Stoomturbine
Van Wikipedia
De stoomturbine is een apparaat dat wordt gebruikt om de druk en temperatuur van stoom om te zetten in een uitgaand asvermogen. De stoomturbine wordt voornamelijk toegepast in elektriciteitscentrales, maar ook wel bij andere toepassingen waar grote vermogens nodig zijn. Bij een moderne stoomturbine wordt de stoom tegen een rij rotorschoepen geleid, maximaal van richting veranderd, vervolgens door een rij statorschoepen weer omgedraaid van richting en naar de volgende rij rotorschoepen geleid. Dit proces blijft zich herhalen tot de stoom maximaal is geëxpandeerd. Wanneer de stoom zover in energie is uitgeput dat zich waterdruppeltjes beginnen te vormen, wordt deze uit de turbine geleid omdat de met supersonische snelheden op de turbinebladen slaande waterdruppels voor erosie zorgen, dit gebeurt als ongeveer 20% van de watermoleculen gecondenseerd is.
[bewerk] Ontwikkeling
De stoomturbine is al rond 1883 uitgevonden door de Zweedse ingenieur Gustav de Laval in zijn allersimpelste vorm, de lavalturbine. Deze turbine bestaat uit een groot aantal emmervormige schoepen die de stoom opvangen en omzetten in een rondgaande beweging. Dit type turbine was niet erg efficiënt maar wel in staat om een toerental van 20.000 tot 25.000 tpm te halen. In 1884 heeft de Britse ingenieur Charles A. Parsons de reactieturbine ontworpen, deze turbine laat de stoom in de lengterichting van de as stromen en verlaagt de druk trapsgewijs, verspreid over een aantal schoepenwielen. Tegelijkertijd met Parsons heeft A.C.E Rateau een turbine ontworpen waarbij de druk alleen verlaagd wordt bij de statorschoepen, dit kleine verschil leidt tot een flinke toename van het rendement. Tegenwoordig noemt men dit Zoelly -turbines en zijn in feite niets anders dan in serie geschakelde lavalturbines. Doordat we hierdoor meerdere druk -en snelheidstrappen krijgen, die elkaar opvolgen, gaat de omtreksnelheid 'U' omlaag. Dit kunnen we bewijzen door het feit dat de omtreksnelheid en de warmteval over de druktrap rechtevenredig is. De warmteval per druktrap zal kleiner zijn en daardoor zal de omtreksnelheid ook reduceren. Echter moet de warmteval van iedere druktrap (aaneengeschakelde turbines inachtnemend) wel gelijk blijven. Anders zou men verschillende omtreksnelheden op 1 hoofdas krijgen.
[bewerk] Classificatie
Stoomturbines worden geklasseerd op verscheidene basissen zoals axiaal/radiaal, gelijkdruk(impuls)/overdruk(reactie), samengesteld type, condensatie/aftap.

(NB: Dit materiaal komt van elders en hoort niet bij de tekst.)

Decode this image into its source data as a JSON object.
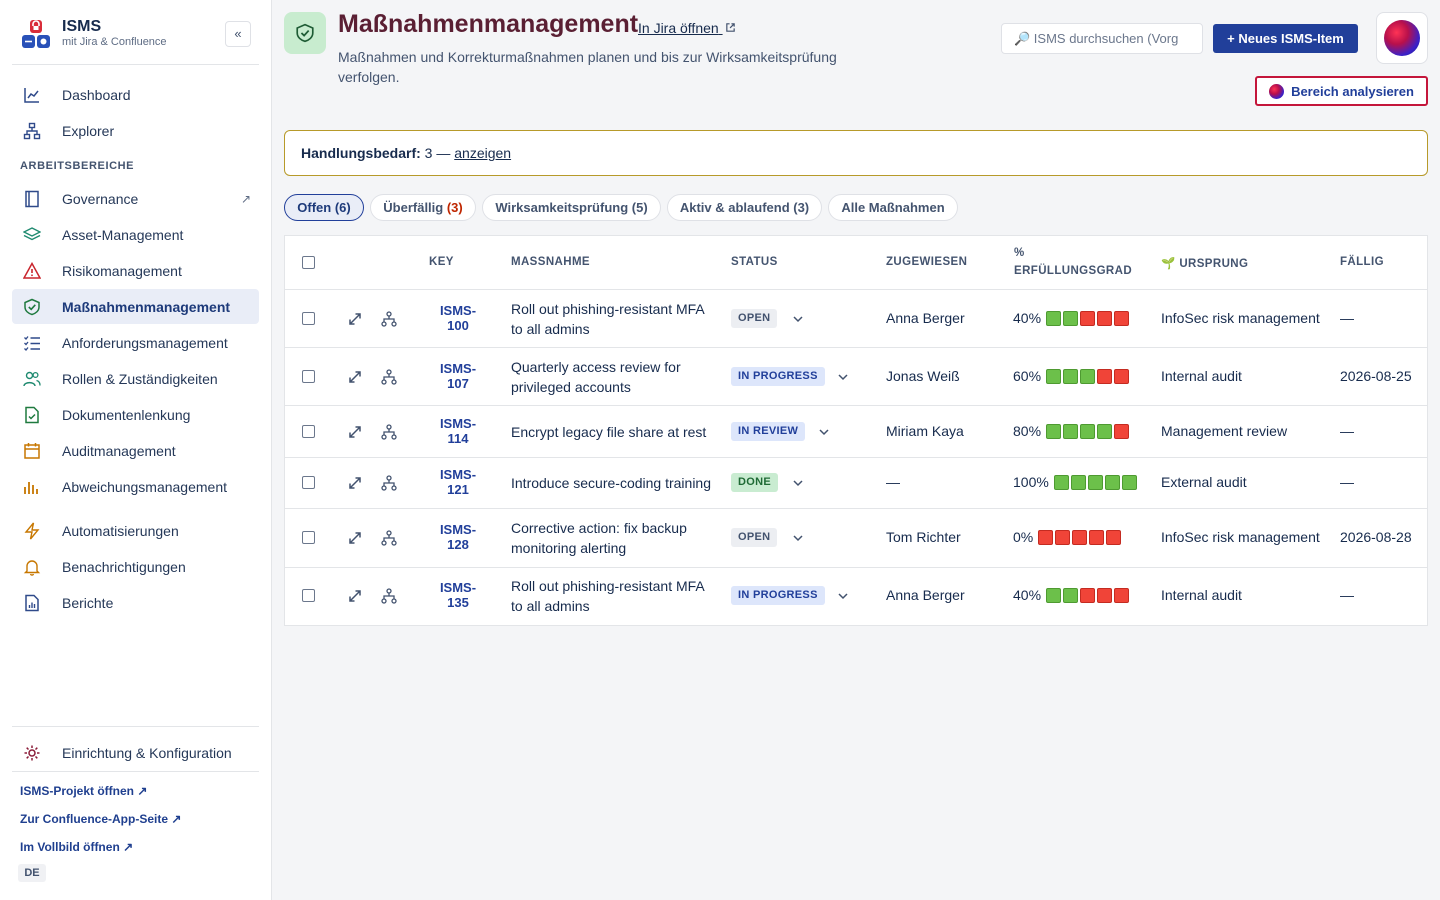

Het basisonderscheid maakt men op expansie eigenschappen, zo baseert de hoofdindeling zich meestal op het feit dat deze gelijkdruk -of overdrukturbines zijn. Deze expansie kan op 2 manieren plaatsvinden:
- Volledige expansie in de leischoepen (=nozzles/straalpijpen).

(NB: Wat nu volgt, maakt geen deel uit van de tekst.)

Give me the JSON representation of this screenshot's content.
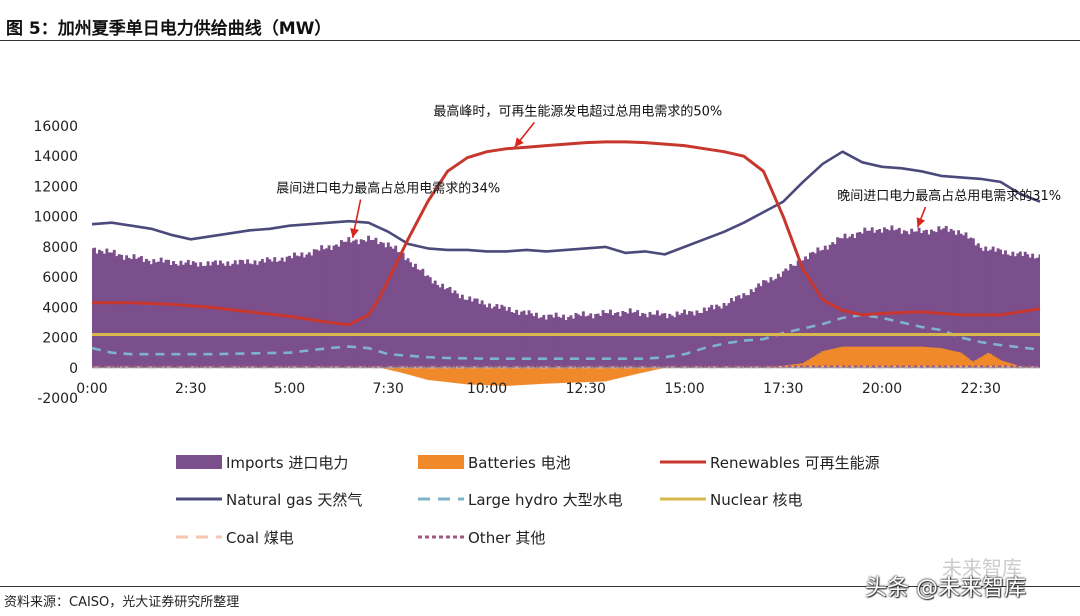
{
  "title": "图 5：加州夏季单日电力供给曲线（MW）",
  "source": "资料来源：CAISO，光大证券研究所整理",
  "watermark": {
    "top": "未来智库",
    "bottom": "头条 @未来智库"
  },
  "chart_data": {
    "type": "area",
    "title": "图 5：加州夏季单日电力供给曲线（MW）",
    "xlabel": "",
    "ylabel": "",
    "x_range": [
      0,
      24
    ],
    "ylim": [
      -2000,
      16000
    ],
    "yticks": [
      -2000,
      0,
      2000,
      4000,
      6000,
      8000,
      10000,
      12000,
      14000,
      16000
    ],
    "ytick_labels": [
      "-2000",
      "0",
      "2000",
      "4000",
      "6000",
      "8000",
      "10000",
      "12000",
      "14000",
      "16000"
    ],
    "xtick_labels": [
      "0:00",
      "2:30",
      "5:00",
      "7:30",
      "10:00",
      "12:30",
      "15:00",
      "17:30",
      "20:00",
      "22:30"
    ],
    "grid": false,
    "legend_position": "bottom",
    "annotations": [
      {
        "text": "最高峰时，可再生能源发电超过总用电需求的50%",
        "x": 12.3,
        "y": 16700,
        "target_x": 10.7,
        "target_y": 14600
      },
      {
        "text": "晨间进口电力最高占总用电需求的34%",
        "x": 7.5,
        "y": 11600,
        "target_x": 6.6,
        "target_y": 8600
      },
      {
        "text": "晚间进口电力最高占总用电需求的31%",
        "x": 21.7,
        "y": 11100,
        "target_x": 20.9,
        "target_y": 9300
      }
    ],
    "series": [
      {
        "name": "Imports 进口电力",
        "style": "area",
        "color": "#7b4f8c",
        "x": [
          0,
          0.5,
          1,
          1.5,
          2,
          2.5,
          3,
          3.5,
          4,
          4.5,
          5,
          5.5,
          6,
          6.5,
          7,
          7.5,
          8,
          8.5,
          9,
          9.5,
          10,
          10.5,
          11,
          11.5,
          12,
          12.5,
          13,
          13.5,
          14,
          14.5,
          15,
          15.5,
          16,
          16.5,
          17,
          17.5,
          18,
          18.5,
          19,
          19.5,
          20,
          20.5,
          21,
          21.5,
          22,
          22.5,
          23,
          23.5,
          24
        ],
        "values": [
          7900,
          7600,
          7300,
          7100,
          7000,
          6900,
          6900,
          6950,
          7000,
          7100,
          7300,
          7600,
          8000,
          8400,
          8500,
          8200,
          7200,
          6000,
          5200,
          4600,
          4200,
          3900,
          3600,
          3400,
          3400,
          3500,
          3600,
          3700,
          3600,
          3500,
          3600,
          3800,
          4200,
          4800,
          5600,
          6300,
          7200,
          7900,
          8600,
          9000,
          9200,
          9100,
          9000,
          9200,
          9000,
          8000,
          7700,
          7500,
          7400
        ]
      },
      {
        "name": "Batteries 电池",
        "style": "area",
        "color": "#f0892a",
        "x": [
          0,
          5,
          7.3,
          7.8,
          8.5,
          9.5,
          10.5,
          11.5,
          12.5,
          13,
          13.8,
          14.5,
          15,
          17,
          18,
          18.5,
          19,
          20,
          21,
          21.5,
          22,
          22.3,
          22.7,
          23,
          23.5,
          24
        ],
        "values": [
          0,
          0,
          0,
          -300,
          -800,
          -1100,
          -1200,
          -1050,
          -950,
          -900,
          -400,
          0,
          0,
          0,
          300,
          1100,
          1400,
          1400,
          1400,
          1300,
          1000,
          400,
          1000,
          500,
          100,
          0
        ]
      },
      {
        "name": "Renewables 可再生能源",
        "style": "line",
        "color": "#c8372d",
        "x": [
          0,
          1,
          2,
          3,
          4,
          5,
          6,
          6.5,
          7,
          7.25,
          7.5,
          8,
          8.5,
          9,
          9.5,
          10,
          10.5,
          11,
          11.5,
          12,
          12.5,
          13,
          13.5,
          14,
          14.5,
          15,
          15.5,
          16,
          16.5,
          17,
          17.5,
          18,
          18.5,
          19,
          19.5,
          20,
          21,
          22,
          23,
          24
        ],
        "values": [
          4300,
          4300,
          4200,
          4000,
          3700,
          3400,
          3000,
          2850,
          3500,
          4500,
          5800,
          8500,
          11000,
          13000,
          13900,
          14300,
          14500,
          14600,
          14700,
          14800,
          14900,
          14950,
          14950,
          14900,
          14800,
          14700,
          14500,
          14300,
          14000,
          13000,
          10000,
          6500,
          4500,
          3800,
          3500,
          3600,
          3700,
          3500,
          3500,
          3900
        ]
      },
      {
        "name": "Natural gas 天然气",
        "style": "line",
        "color": "#4b4a7a",
        "x": [
          0,
          0.5,
          1,
          1.5,
          2,
          2.5,
          3,
          3.5,
          4,
          4.5,
          5,
          5.5,
          6,
          6.5,
          7,
          7.5,
          8,
          8.5,
          9,
          9.5,
          10,
          10.5,
          11,
          11.5,
          12,
          12.5,
          13,
          13.5,
          14,
          14.5,
          15,
          15.5,
          16,
          16.5,
          17,
          17.5,
          18,
          18.5,
          19,
          19.5,
          20,
          20.5,
          21,
          21.5,
          22,
          22.5,
          23,
          23.5,
          24
        ],
        "values": [
          9500,
          9600,
          9400,
          9200,
          8800,
          8500,
          8700,
          8900,
          9100,
          9200,
          9400,
          9500,
          9600,
          9700,
          9600,
          9000,
          8200,
          7900,
          7800,
          7800,
          7700,
          7700,
          7800,
          7700,
          7800,
          7900,
          8000,
          7600,
          7700,
          7500,
          8000,
          8500,
          9000,
          9600,
          10300,
          11000,
          12300,
          13500,
          14300,
          13600,
          13300,
          13200,
          13000,
          12700,
          12600,
          12500,
          12300,
          11500,
          11000
        ]
      },
      {
        "name": "Large hydro 大型水电",
        "style": "dashed",
        "color": "#7fb3c9",
        "x": [
          0,
          0.5,
          1,
          2,
          3,
          4,
          5,
          6,
          6.5,
          7,
          7.5,
          8,
          8.5,
          9,
          10,
          11,
          12,
          13,
          13.5,
          14,
          14.5,
          15,
          15.5,
          16,
          16.5,
          17,
          17.5,
          18,
          18.5,
          19,
          19.5,
          20,
          20.5,
          21,
          21.5,
          22,
          22.5,
          23,
          24
        ],
        "values": [
          1300,
          1000,
          900,
          900,
          900,
          950,
          1000,
          1300,
          1400,
          1300,
          900,
          800,
          700,
          650,
          600,
          600,
          600,
          600,
          600,
          600,
          700,
          900,
          1300,
          1600,
          1800,
          1900,
          2300,
          2600,
          2900,
          3300,
          3500,
          3300,
          3000,
          2700,
          2500,
          2000,
          1700,
          1500,
          1200
        ]
      },
      {
        "name": "Nuclear 核电",
        "style": "line",
        "color": "#d8b84a",
        "x": [
          0,
          24
        ],
        "values": [
          2200,
          2200
        ]
      },
      {
        "name": "Coal 煤电",
        "style": "dashed",
        "color": "#f5c6b0",
        "x": [
          0,
          24
        ],
        "values": [
          20,
          20
        ]
      },
      {
        "name": "Other 其他",
        "style": "dotted",
        "color": "#a05a80",
        "x": [
          0,
          24
        ],
        "values": [
          80,
          80
        ]
      }
    ]
  }
}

- Deze worden dan geklasseerd onder impulsturbines. De meest voorkomende en algemene turbinevorm is deze impuls. Zo vindt men de laval-, curtis- en rateau-turbines terug onder deze vorm van expansie. Elk uiteraard hun specifiek toepassingsgebied, die wederom op verscheidene criteria geklasseerd kunnen worden, zijnde bijvoorbeeld rendement in functie van hun optimale snelheidsverhouding, bladsnelheid, bladhoek. Of gewoon op basis van kostprijs, onderhoud, energie-verbruik/levering.
- Gedeeltelijke expansie in de leischoepen en gedeeltelijk in de loopschoepen.

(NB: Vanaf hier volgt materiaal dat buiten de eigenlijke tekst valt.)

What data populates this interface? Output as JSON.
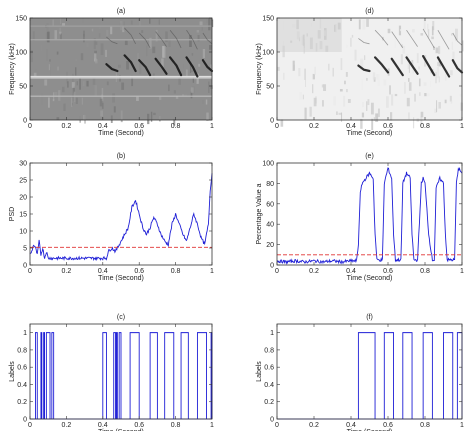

- Deze worden impuls/reactie-turbines of simpelweg reactieturbines genaamd. De parsonsturbine wordt hier in ondergebracht. De lei-en loopschoenen worden relatief gelijk uitgevoerd en omdat bij deze turbine het enthalpieverschil per trap(lei+loop) gelijk is, kan men dus in functie van het aantal trappen het gegeven of te bekomen vermogen extrapoleren.
Wel zal er zich bij deze soort turbines, juist door de betreffende expansiewijze, drukval over de trap, een axiale asbelasting ontstaan.